J Neurosci. 2009 May 6;29(18):5820-31. doi: 10.1523/JNEUROSCI.5703-08.2009.
Stable brain function relies on homeostatic maintenance of the functional output of individual neurons. In general, neurons function by converting synaptic input to output as action potential firing. To determine homeostatic mechanisms that balance this input-output/synapse-membrane interaction, we focused on nucleus accumbens (NAc) neurons and demonstrated a novel form of synapse-to-membrane homeostatic regulation, homeostatic synapse-driven membrane plasticity (hSMP). Through hSMP, NAc neurons adjusted their membrane excitability to functionally compensate for basal shifts in excitatory synaptic input. Furthermore, hSMP was triggered by synaptic NMDA receptors (NMDARs) and expressed by the modification of SK-type Ca(2+)-activated potassium channels. Moreover, hSMP in NAc neurons was abolished in rats during a short- (2 d) or long- (21 d) term withdrawal from repeated intraperitoneal injections of cocaine (15 mg/kg/d, 5 d). These results suggest that hSMP is a novel form of synapse-to-membrane homeostatic plasticity and dysregulation of hSMP may contribute to cocaine-induced cellular alterations in the NAc.
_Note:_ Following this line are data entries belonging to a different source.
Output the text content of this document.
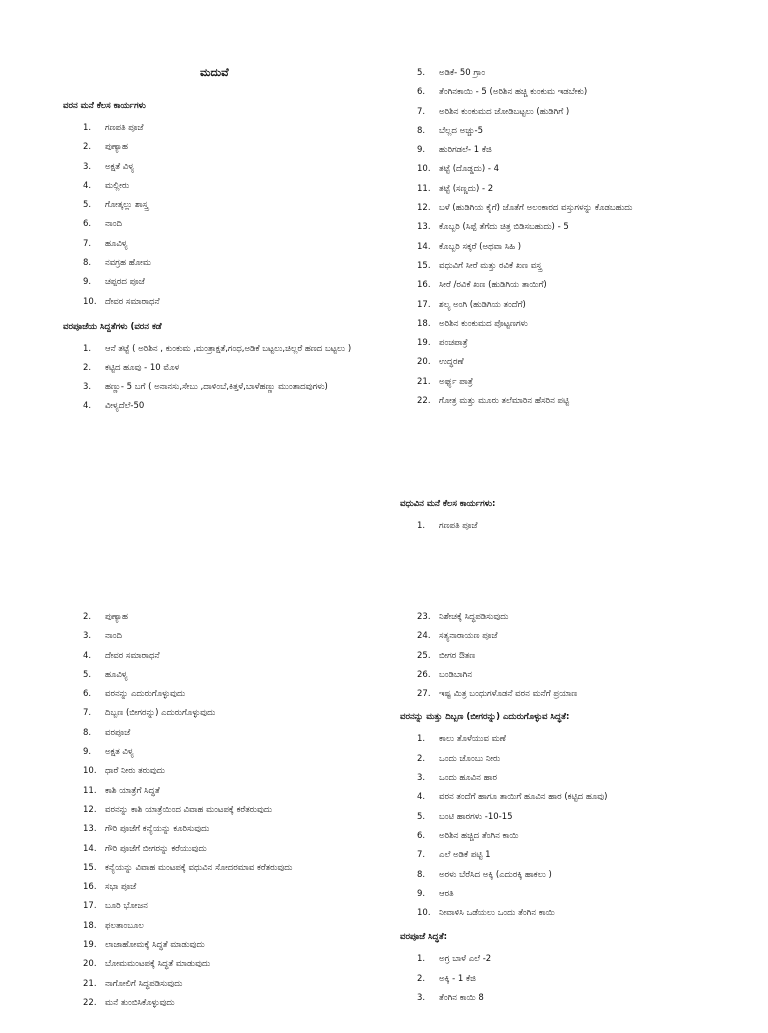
ಮದುವೆ
ವರನ ಮನೆ ಕೆಲಸ ಕಾರ್ಯಗಳು
1. ಗಣಪತಿ ಪೂಜೆ
2. ಪುಣ್ಯಾಹ
3. ಅಕ್ಷತೆ ವಿಳ್ಯ
4. ಮಲ್ಲೀರು
5. ಗೋತ್ಕಲ್ಲು ಶಾಸ್ತ್ರ
6. ನಾಂದಿ
7. ಹೂವಿಳ್ಯ
8. ನವಗ್ರಹ ಹೋಮ
9. ಚಪ್ಪರದ ಪೂಜೆ
10. ದೇವರ ಸಮಾರಾಧನೆ
ವರಪೂಜೆಯ ಸಿದ್ದತೆಗಳು (ವರನ ಕಡೆ
1.	ಆನೆ ತಟ್ಟೆ ( ಅರಿಶಿನ , ಕುಂಕುಮ ,ಮಂತ್ರಾಕ್ಷತೆ,ಗಂಧ,ಅಡಿಕೆ ಬಟ್ಟಲು,ಚಿಲ್ಲರೆ ಹಣದ ಬಟ್ಟಲು )
2. ಕಟ್ಟಿದ ಹೂವು - 10 ಮೊಳ
3.	ಹಣ್ಣು- 5 ಬಗೆ ( ಅನಾನಸು,ಸೇಬು ,ದಾಳಿಂಬೆ,ಕಿತ್ತಳೆ,ಬಾಳೆಹಣ್ಣು ಮುಂತಾದವುಗಳು)
4. ವೀಳ್ಯದೆಲೆ-50
5. ಅಡಿಕೆ- 50 ಗ್ರಾಂ
6. ತೆಂಗಿನಕಾಯಿ - 5 (ಅರಿಶಿನ ಹಚ್ಚಿ ಕುಂಕುಮ ಇಡಬೇಕು)
7. ಅರಿಶಿನ ಕುಂಕುಮದ ಜೋಡಿಬಟ್ಟಲು (ಹುಡಿಗಿಗೆ )
8. ಬೆಲ್ಲದ ಅಚ್ಚು-5
9. ಹುರಿಗಡಲೆ- 1 ಕೆಜಿ
10. ತಟ್ಟೆ (ದೊಡ್ಡದು) - 4
11. ತಟ್ಟೆ (ಸಣ್ಣದು) - 2
12. ಬಳೆ (ಹುಡಿಗಿಯ ಕೈಗೆ) ಜೊತೆಗೆ ಅಲಂಕಾರದ ವಸ್ತುಗಳನ್ನು ಕೊಡಬಹುದು
13. ಕೊಬ್ಬರಿ (ಸಿಪ್ಪೆ ತೆಗೆದು ಚಿತ್ರ ಬಿಡಿಸಬಹುದು) - 5
14. ಕೊಬ್ಬರಿ ಸಕ್ಕರೆ (ಅಥವಾ ಸಿಹಿ )
15. ವಧುವಿಗೆ ಸೀರೆ ಮತ್ತು ರವಿಕೆ ಖಣ ವಸ್ತ್ರ
16. ಸೀರೆ /ರವಿಕೆ ಖಣ (ಹುಡಿಗಿಯ ತಾಯಿಗೆ)
17. ಶಲ್ಯ ಅಂಗಿ (ಹುಡಿಗಿಯ ತಂದೆಗೆ)
18. ಅರಿಶಿನ ಕುಂಕುಮದ ಪೊಟ್ಟಣಗಳು
19. ಪಂಚಪಾತ್ರೆ
20. ಉದ್ಧರಣೆ
21. ಅರ್ಘ್ಯ ಪಾತ್ರೆ
22. ಗೋತ್ರ ಮತ್ತು ಮೂರು ತಲೆಮಾರಿನ ಹೆಸರಿನ ಪಟ್ಟಿ
ವಧುವಿನ ಮನೆ ಕೆಲಸ ಕಾರ್ಯಗಳು:
1. ಗಣಪತಿ ಪೂಜೆ
2. ಪುಣ್ಯಾಹ
3. ನಾಂದಿ
4. ದೇವರ ಸಮಾರಾಧನೆ
5. ಹೂವಿಳ್ಯ
6. ವರನನ್ನು ಎದುರುಗೊಳ್ಳುವುದು
7. ದಿಬ್ಬಣ (ಬೀಗರನ್ನು) ಎದುರುಗೊಳ್ಳುವುದು
8. ವರಪೂಜೆ
9. ಅಕ್ಷತ ವಿಳ್ಯ
10. ಧಾರೆ ನೀರು ತರುವುದು
11. ಕಾಶಿ ಯಾತ್ರೆಗೆ ಸಿದ್ಧತೆ
12. ವರನನ್ನು ಕಾಶಿ ಯಾತ್ರೆಯಿಂದ ವಿವಾಹ ಮಂಟಪಕ್ಕೆ ಕರೆತರುವುದು
13. ಗೌರಿ ಪೂಜೆಗೆ ಕನ್ಯೆಯನ್ನು ಕೂರಿಸುವುದು
14. ಗೌರಿ ಪೂಜೆಗೆ ಬೀಗರನ್ನು ಕರೆಯುವುದು
15. ಕನ್ಯೆಯನ್ನು ವಿವಾಹ ಮಂಟಪಕ್ಕೆ ವಧುವಿನ ಸೋದರಮಾವ ಕರೆತರುವುದು
16. ಸಭಾ ಪೂಜೆ
17. ಬೂರಿ ಭೋಜನ
18. ಫಲತಾಂಬೂಲ
19. ಲಾಜಾಹೋಮಕ್ಕೆ ಸಿದ್ಧತೆ ಮಾಡುವುದು
20. ಬೋಮಮಂಟಪಕ್ಕೆ ಸಿದ್ಧತೆ ಮಾಡುವುದು
21. ನಾಗೋಲಿಗೆ ಸಿದ್ಧಪಡಿಸುವುದು
22. ಮನೆ ತುಂಬಿಸಿಕೊಳ್ಳುವುದು
23. ನಿಶೇಚಕ್ಕೆ ಸಿದ್ಧಪಡಿಸುವುದು
24. ಸತ್ಯನಾರಾಯಣ ಪೂಜೆ
25. ಬೀಗರ ಔತಣ
26. ಬಂಡಿಬಾಗಿನ
27. ಇಷ್ಟ ಮಿತ್ರ ಬಂಧುಗಳೊಡನೆ ವರನ ಮನೆಗೆ ಪ್ರಯಾಣ
ವರನನ್ನು ಮತ್ತು ದಿಬ್ಬಣ (ಬೀಗರನ್ನು) ಎದುರುಗೊಳ್ಳುವ ಸಿದ್ಧತೆ:
1. ಕಾಲು ತೊಳೆಯುವ ಮಣೆ
2. ಒಂದು ಚೊಂಬು ನೀರು
3. ಒಂದು ಹೂವಿನ ಹಾರ
4. ವರನ ತಂದೆಗೆ ಹಾಗೂ ತಾಯಿಗೆ ಹೂವಿನ ಹಾರ (ಕಟ್ಟಿದ ಹೂವು)
5. ಬಂಟಿ ಹಾರಗಳು -10-15
6. ಅರಿಶಿನ ಹಚ್ಚಿದ ತೆಂಗಿನ ಕಾಯಿ
7. ಎಲೆ ಅಡಿಕೆ ಪಟ್ಟಿ 1
8. ಅರಳು ಬೆರೆಸಿದ ಅಕ್ಕಿ (ಎದುರಕ್ಕಿ ಹಾಕಲು )
9. ಆರತಿ
10. ನೀವಾಳಿಸಿ ಒಡೆಯಲು ಒಂದು ತೆಂಗಿನ ಕಾಯಿ
ವರಪೂಜೆ ಸಿದ್ಧತೆ:
1. ಅಗ್ರ ಬಾಳೆ ಎಲೆ -2
2. ಅಕ್ಕಿ - 1 ಕೆಜಿ
3. ತೆಂಗಿನ ಕಾಯಿ 8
稳定的脑功能依赖于单个神经元功能输出的稳态维持。一般来说,神经元通过将突触输入转换为动作电位发放的输出而起作用。为了确定平衡这种输入 - 输出/突触 - 膜相互作用的稳态机制,我们聚焦于伏隔核(NAc)神经元,并证明了一种新型的从突触到膜的稳态调节形式,即稳态突触驱动的膜可塑性(hSMP)。通过hSMP,NAc神经元调节其膜兴奋性,以在功能上补偿兴奋性突触输入的基础变化。此外,hSMP由突触N - 甲基 - D - 天冬氨酸受体(NMDARs)触发,并通过SK型钙激活钾通道的修饰来表达。此外,在大鼠从重复腹腔注射可卡因(15mg/kg/d,5天)短期(2天)或长期(21天)撤药期间,NAc神经元中的hSMP被消除。这些结果表明,hSMP是一种新型的从突触到膜的稳态可塑性,hSMP的失调可能导致可卡因诱导的NAc细胞改变。